Capitolo Toro: la contestazione va avanti ad oltranza, Maratona e Primavera si presentano prive di pezze, ma non di cori. Un peccato vedere uno stadio e una tifoseria così storiche, ed importanti, prive di colore e segni distintivi; ma insomma, ci sono certe battaglie che vengono prima di tutto. Coerenza e mentalità, diceva qualcuno. Il sostegno comunque non manca, e pure la contestazione: quella al presidente Cairo, bersagliato dall’inizio alla fine. E qui ci si chiede: ma perché l’editore più potente d’Italia (La7, Corriere della Sera, Gazzetta dello Sport) s’accontenta di questo grigiore? Non si capirà mai. In mezzo lo spettacolare show dell’intervallo, quando tutto lo stadio si unisce nel ricordo del Grande Torino, alzando i cellulari al cielo e cantando una storica canzone (“Quel giorno di pioggia”, che casca proprio a pennello). Forse l’unico raggio sole, in una serata buia. 

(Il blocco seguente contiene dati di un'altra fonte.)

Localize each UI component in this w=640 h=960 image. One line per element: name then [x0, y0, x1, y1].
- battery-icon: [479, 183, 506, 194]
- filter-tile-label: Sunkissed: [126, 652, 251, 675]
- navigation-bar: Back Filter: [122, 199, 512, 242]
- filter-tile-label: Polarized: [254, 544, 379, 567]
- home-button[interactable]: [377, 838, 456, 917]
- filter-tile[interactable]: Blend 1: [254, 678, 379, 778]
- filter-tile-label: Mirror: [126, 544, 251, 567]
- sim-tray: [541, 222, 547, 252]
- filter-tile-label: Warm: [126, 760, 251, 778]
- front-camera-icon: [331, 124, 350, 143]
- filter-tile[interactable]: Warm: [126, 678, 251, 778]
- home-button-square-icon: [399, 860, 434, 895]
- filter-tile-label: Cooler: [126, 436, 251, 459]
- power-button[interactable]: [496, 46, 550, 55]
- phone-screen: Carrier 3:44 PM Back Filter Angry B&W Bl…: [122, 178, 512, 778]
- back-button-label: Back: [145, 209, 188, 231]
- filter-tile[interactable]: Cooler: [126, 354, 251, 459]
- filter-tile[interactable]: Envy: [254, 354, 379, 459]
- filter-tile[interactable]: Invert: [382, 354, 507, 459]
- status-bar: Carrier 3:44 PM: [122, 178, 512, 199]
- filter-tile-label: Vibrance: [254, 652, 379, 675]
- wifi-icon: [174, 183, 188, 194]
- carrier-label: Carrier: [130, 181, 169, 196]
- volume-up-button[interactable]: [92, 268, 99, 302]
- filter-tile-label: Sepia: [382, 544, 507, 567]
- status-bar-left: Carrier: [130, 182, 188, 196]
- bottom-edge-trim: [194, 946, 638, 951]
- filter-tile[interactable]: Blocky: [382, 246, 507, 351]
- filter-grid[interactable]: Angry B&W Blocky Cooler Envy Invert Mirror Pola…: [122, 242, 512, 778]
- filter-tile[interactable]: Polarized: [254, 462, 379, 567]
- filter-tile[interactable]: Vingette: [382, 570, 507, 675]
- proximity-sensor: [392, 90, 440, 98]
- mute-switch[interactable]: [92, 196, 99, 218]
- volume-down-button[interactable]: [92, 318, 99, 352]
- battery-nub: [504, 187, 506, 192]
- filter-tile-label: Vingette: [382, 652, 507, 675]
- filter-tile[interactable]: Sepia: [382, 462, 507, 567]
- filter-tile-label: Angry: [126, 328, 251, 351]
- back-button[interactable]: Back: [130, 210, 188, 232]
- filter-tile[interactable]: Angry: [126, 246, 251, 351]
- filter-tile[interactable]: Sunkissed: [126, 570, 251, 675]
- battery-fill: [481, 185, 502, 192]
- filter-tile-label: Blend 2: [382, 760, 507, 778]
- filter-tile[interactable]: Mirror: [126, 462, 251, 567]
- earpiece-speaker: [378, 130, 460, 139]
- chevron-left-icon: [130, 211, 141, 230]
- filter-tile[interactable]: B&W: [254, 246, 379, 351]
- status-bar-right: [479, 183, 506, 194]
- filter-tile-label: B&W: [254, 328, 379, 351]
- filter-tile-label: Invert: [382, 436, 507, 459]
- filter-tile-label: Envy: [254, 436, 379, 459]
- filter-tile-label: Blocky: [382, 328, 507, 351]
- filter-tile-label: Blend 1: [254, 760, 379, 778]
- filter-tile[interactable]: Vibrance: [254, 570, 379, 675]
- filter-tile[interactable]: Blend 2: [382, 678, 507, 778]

Sulla partita, che dire? Tanta attesa per nulla. Le due squadre confermano la pareggite, non riuscendo a segnare all’avversario. 0-0, che certo fa più comodo al Bologna, deciso a mettere un ulteriore tassello verso la meta. Per il Toro invece, l’aggancio alla zona Conference resta utopia. Alla fine, il manifesto dei due umori contrapposti: il Bologna va sotto il settore ospiti a cantare coi tifosi, perché il sogno Champions s’avvicina sempre di più. Dall’altra parte fischi, ed una generale freddezza. Quanto tempo ci vorrà, per rivedere un Grande Torino? Tutta una tifoseria continua a chiederselo. Rifugiandosi nel passato, per non pensare al futuro.